Profession : cueilleuse de thé au Rwanda
Le paysage du pays des mille collines est parsemé de théiers et, entre les allées, des femmes en cueillent rapidement les feuilles qu’elles jettent dans leur panier. Rapidement, car elles sont payées au kilo de feuilles cueillies. Certaines portent leur bébé sur le dos. Leur récolte sera moindre, parce que leur panier entrave leurs mouvements.

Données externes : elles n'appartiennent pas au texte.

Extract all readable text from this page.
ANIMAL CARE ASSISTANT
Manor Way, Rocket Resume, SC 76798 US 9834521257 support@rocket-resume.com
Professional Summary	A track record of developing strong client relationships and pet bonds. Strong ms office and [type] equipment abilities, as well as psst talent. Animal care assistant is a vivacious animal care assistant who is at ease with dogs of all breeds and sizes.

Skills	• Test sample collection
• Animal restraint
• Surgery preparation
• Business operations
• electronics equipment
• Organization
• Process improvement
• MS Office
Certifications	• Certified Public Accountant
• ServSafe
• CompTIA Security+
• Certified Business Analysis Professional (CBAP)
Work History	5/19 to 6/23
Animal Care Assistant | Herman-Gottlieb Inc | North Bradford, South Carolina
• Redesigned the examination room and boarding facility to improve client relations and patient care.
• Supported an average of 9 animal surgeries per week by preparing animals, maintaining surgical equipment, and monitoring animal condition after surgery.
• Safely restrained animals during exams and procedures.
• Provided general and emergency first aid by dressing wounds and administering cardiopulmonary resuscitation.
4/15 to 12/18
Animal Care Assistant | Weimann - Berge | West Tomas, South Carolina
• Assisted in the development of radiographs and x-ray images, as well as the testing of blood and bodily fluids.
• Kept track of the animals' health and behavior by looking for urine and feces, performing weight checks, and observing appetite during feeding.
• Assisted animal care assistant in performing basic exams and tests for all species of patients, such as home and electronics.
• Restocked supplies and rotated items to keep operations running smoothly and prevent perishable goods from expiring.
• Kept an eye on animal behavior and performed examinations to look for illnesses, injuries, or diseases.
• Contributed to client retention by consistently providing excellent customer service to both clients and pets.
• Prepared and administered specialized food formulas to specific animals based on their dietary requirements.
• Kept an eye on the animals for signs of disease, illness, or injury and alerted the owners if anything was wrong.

Ces cueilleuses travaillent sans relâche, les pieds dans l’eau, tout en chassant les serpents qui vivent entre les théiers.
Depuis que le syndicat est passé par là, elles chaussent des bottes, portent des tabliers pour les protéger de l’humidité et ont pu déposer leurs bébés et jeunes enfants dans des « crèches syndicales ». L’IFSI, l’institut de coopération syndicale internationale de la FGTB, développe au Rwanda un partenariat avec la CESTRAR (Centrale des Syndicats des travailleurs du Rwanda) et, entre autres, le syndicat des plantations de thé.
Le combat syndical est quotidien : négocier de meilleures conditions de travail, une protection contre les produits toxiques et les accidents de travail, et, tâche ardue, obtenir des contrats de travail pour les cueilleuses journalières. La création de crèches syndicales permet aux cueilleuses de mieux gagner leur vie, et d’assurer ainsi une meilleure alimentation à leur famille souvent monoparentale. Enfin, les enfants sont également protégés des dangers des plantations et jouent et apprennent avec d’autres, encadrés souvent par des institutrices maternelles.